Touching The Void

In 1985 Joe Simpson and Simon Yates, a pair of young climbers, went to Peru to climb an unscaled face of a 21,000 ft Andean mountain, Siula Grande.
The journey went horribly wrong on the descent, with the pair getting separated and Joe Simpson being left, quite probably dead. Now obviously he wasn’t because he later wrote his bestselling book, Touching the Void, and he’s the first narrator we see in the film.
I can’t remember exactly when I first read the book. But this slim volume, recommended somewhere on the web I expect, was a revolation, and I’ve since read all Simpson’s other work.
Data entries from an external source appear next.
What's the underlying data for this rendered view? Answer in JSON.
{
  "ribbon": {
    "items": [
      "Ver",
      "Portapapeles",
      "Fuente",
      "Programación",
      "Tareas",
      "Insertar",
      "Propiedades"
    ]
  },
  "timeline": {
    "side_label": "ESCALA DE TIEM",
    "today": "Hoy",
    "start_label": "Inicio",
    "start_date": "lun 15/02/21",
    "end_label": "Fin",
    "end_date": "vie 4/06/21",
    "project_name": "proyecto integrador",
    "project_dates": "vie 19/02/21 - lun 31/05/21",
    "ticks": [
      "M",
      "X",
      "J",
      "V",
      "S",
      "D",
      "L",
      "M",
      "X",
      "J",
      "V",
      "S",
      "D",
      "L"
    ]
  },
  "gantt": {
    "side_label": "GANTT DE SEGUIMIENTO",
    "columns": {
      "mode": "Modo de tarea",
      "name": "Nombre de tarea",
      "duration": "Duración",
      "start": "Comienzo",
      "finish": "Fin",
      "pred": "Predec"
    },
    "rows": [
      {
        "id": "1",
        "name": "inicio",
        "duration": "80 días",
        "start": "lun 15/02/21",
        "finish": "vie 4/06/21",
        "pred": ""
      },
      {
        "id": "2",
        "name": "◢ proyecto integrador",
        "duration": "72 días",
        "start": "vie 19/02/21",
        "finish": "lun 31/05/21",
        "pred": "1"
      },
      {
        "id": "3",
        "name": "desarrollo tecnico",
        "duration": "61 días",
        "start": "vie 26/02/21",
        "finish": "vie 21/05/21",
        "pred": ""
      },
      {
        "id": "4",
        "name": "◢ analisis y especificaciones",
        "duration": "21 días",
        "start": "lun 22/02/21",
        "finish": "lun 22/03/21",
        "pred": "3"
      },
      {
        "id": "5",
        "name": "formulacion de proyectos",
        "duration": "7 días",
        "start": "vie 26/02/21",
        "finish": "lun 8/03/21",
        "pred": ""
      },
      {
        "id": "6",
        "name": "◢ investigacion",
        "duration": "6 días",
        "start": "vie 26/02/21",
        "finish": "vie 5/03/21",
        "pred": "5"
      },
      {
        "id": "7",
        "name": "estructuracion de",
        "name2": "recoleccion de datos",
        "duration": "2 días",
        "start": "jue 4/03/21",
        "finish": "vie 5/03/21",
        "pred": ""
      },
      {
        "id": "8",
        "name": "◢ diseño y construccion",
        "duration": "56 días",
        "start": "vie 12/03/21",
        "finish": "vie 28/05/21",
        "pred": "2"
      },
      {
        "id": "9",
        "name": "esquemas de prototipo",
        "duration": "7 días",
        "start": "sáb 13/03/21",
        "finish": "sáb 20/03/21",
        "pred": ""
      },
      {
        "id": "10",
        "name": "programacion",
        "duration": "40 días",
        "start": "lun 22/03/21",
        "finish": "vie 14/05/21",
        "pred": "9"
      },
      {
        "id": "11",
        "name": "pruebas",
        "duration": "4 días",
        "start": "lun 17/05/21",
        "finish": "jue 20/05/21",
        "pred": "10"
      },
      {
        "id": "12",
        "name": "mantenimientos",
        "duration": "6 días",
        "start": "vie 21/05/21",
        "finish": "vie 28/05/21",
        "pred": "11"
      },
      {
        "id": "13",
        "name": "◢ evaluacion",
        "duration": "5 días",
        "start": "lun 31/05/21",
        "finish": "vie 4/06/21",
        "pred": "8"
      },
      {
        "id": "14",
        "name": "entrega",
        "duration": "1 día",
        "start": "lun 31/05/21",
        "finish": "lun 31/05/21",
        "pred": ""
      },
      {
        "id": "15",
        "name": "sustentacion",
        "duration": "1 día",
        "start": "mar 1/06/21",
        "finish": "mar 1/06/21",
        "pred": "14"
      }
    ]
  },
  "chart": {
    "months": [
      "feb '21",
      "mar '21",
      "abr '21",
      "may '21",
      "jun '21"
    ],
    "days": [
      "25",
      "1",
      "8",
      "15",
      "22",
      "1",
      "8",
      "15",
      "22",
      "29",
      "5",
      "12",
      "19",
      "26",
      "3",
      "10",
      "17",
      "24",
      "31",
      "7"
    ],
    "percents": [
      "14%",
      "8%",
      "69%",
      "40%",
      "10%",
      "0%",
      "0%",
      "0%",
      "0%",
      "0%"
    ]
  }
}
Which brings us to this film. It’s made by Kevin McDonald as is a dramatised documentary – in a form that we don’t usually get to see, and certainly not on the big screen. McDonald previously made the excellent Oscar winning documentary One Day in September, and again he tells a thrilling story simply and ably. The only voices you hear are those of Joe, Simon and a non-climbing traveller they met and who looked after their camp. Alongside these are dramatised clips of the journey.
The dramatisation is impressive and the grandeur just has to be seen on the big screen. I must admit that I’m always thoroughly impressed by the methodology that must be employed in making a film like this (something for the DVD I guess). We’re told at the end of the film that no-one has ever repeated their feat of scaling that face of the mountain, yet it seems some climbers did do quite a lot of it from the images we see. Of course there are plenty of tricks of the trade to use, and the credits reveal that portions of the film were shot in the Alps, but I didn’t see any sign of special effects teams working on the film.
I’m glad this is getting a decent release, and hopefully a good number of people will see it.